Ma allora perché il Garante non emette una informativa valida per tutto il Paese? Il Garante non può predisporre un’informativa per tutti i Dossier Sanitari Elettronici che sono attivi nelle aziende sanitarie, perchè ogni sistema informativo di riferimento si configura in modo diverso e questo deve essere descritto in dettaglio al cittadino.
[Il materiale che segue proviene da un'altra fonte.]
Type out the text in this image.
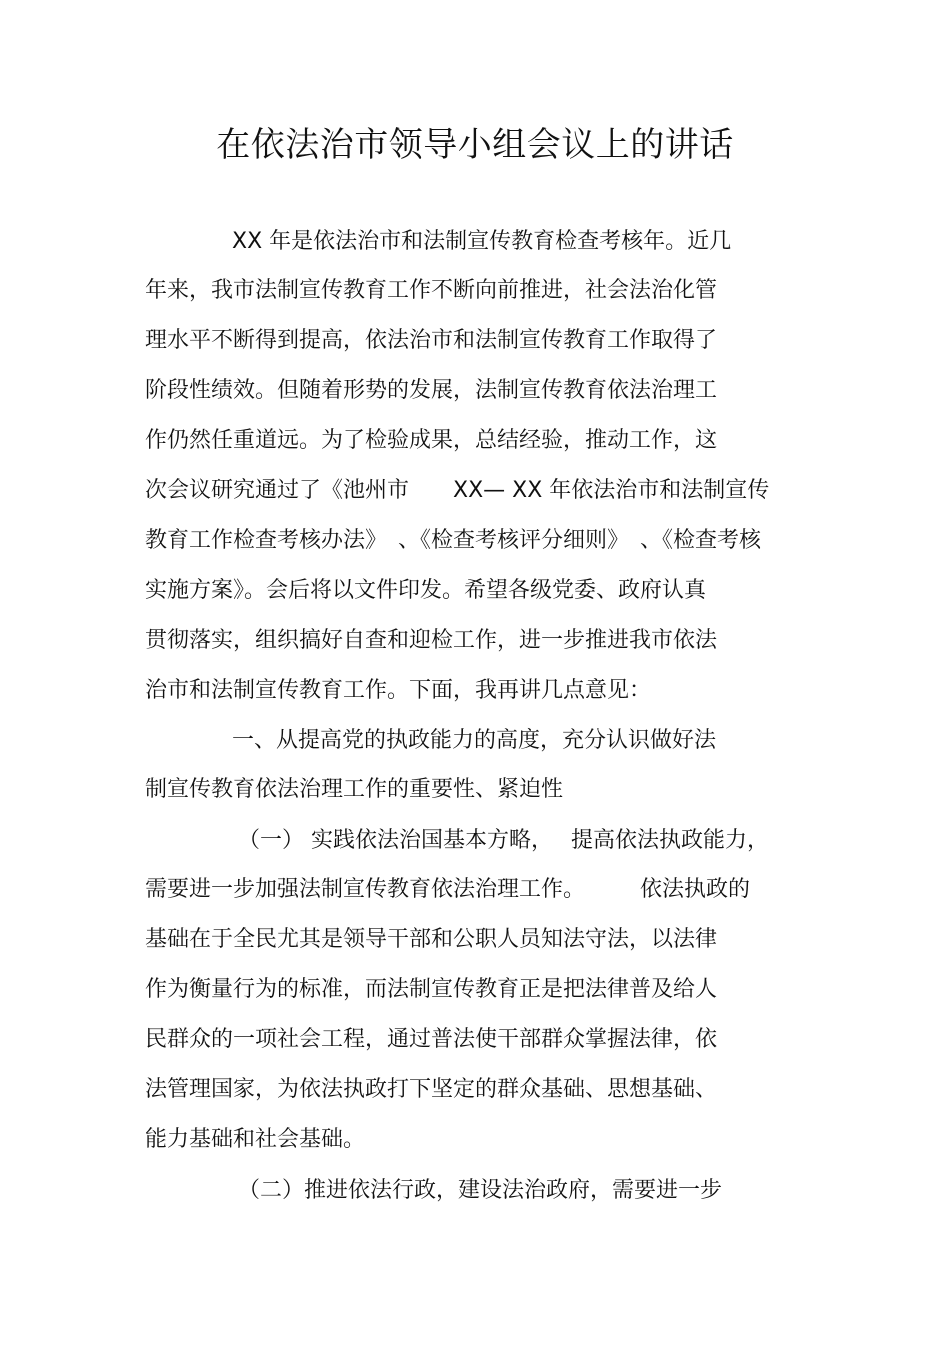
在依法治市领导小组会议上的讲话
XX 年是依法治市和法制宣传教育检查考核年。近几
年来，我市法制宣传教育工作不断向前推进，社会法治化管
理水平不断得到提高，依法治市和法制宣传教育工作取得了
阶段性绩效。但随着形势的发展，法制宣传教育依法治理工
作仍然任重道远。为了检验成果，总结经验，推动工作，这
次会议研究通过了《池州市　　XX— XX 年依法治市和法制宣传
教育工作检查考核办法》　、《检查考核评分细则》　、《检查考核
实施方案》。会后将以文件印发。希望各级党委、政府认真
贯彻落实，组织搞好自查和迎检工作，进一步推进我市依法
治市和法制宣传教育工作。下面，我再讲几点意见：
一、从提高党的执政能力的高度，充分认识做好法
制宣传教育依法治理工作的重要性、紧迫性
（一） 实践依法治国基本方略，　 提高依法执政能力，
需要进一步加强法制宣传教育依法治理工作。　　　依法执政的
基础在于全民尤其是领导干部和公职人员知法守法，以法律
作为衡量行为的标准，而法制宣传教育正是把法律普及给人
民群众的一项社会工程，通过普法使干部群众掌握法律，依
法管理国家，为依法执政打下坚定的群众基础、思想基础、
能力基础和社会基础。
（二）推进依法行政，建设法治政府，需要进一步
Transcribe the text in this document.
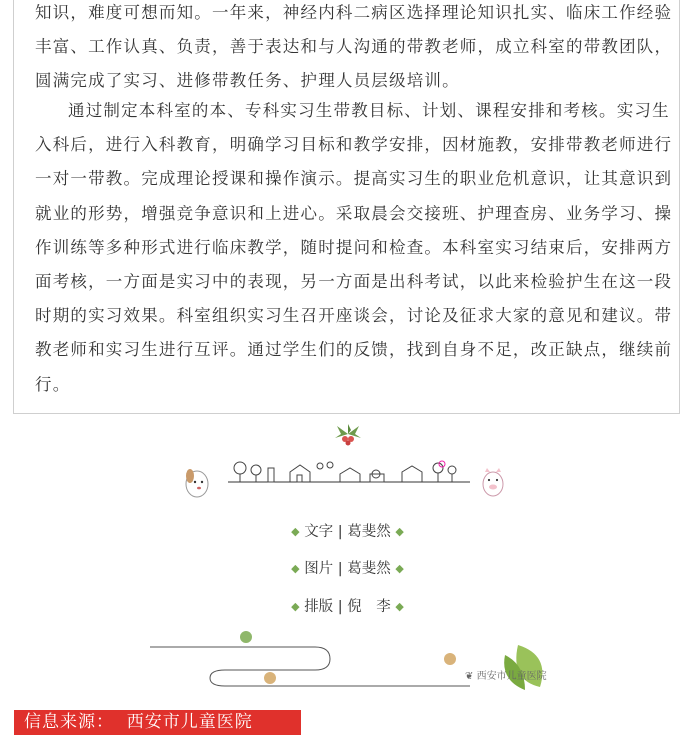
知识，难度可想而知。一年来，神经内科二病区选择理论知识扎实、临床工作经验丰富、工作认真、负责，善于表达和与人沟通的带教老师，成立科室的带教团队，圆满完成了实习、进修带教任务、护理人员层级培训。

通过制定本科室的本、专科实习生带教目标、计划、课程安排和考核。实习生入科后，进行入科教育，明确学习目标和教学安排，因材施教，安排带教老师进行一对一带教。完成理论授课和操作演示。提高实习生的职业危机意识，让其意识到就业的形势，增强竞争意识和上进心。采取晨会交接班、护理查房、业务学习、操作训练等多种形式进行临床教学，随时提问和检查。本科室实习结束后，安排两方面考核，一方面是实习中的表现，另一方面是出科考试，以此来检验护生在这一段时期的实习效果。科室组织实习生召开座谈会，讨论及征求大家的意见和建议。带教老师和实习生进行互评。通过学生们的反馈，找到自身不足，改正缺点，继续前行。

◆ 文字 | 葛斐然 ◆
◆ 图片 | 葛斐然 ◆
◆ 排版 | 倪　李 ◆
❦ 西安市儿童医院
信息来源：  西安市儿童医院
In conclusione, alcune proposte per facilitare la corretta promozione e applicazione della gestione privacy in Sanità:
· nominare in tutte le strutture sanitarie un Data Protection Officer e sviluppare le policy di protezione dati con un approccio organizzativo, fornendo a questi le risorse necessarie per presidiare efficacemente il rispetto delle misure di protezione dei dati;
· preparare e diffondere opuscoli divulgativi;
· attivare della formazione specifica, sviluppando un preciso piano informativo e formativo, del resto già obbligatorio, validandolo con una certificazione che confermi la consapevolezza e le competenze acquisite.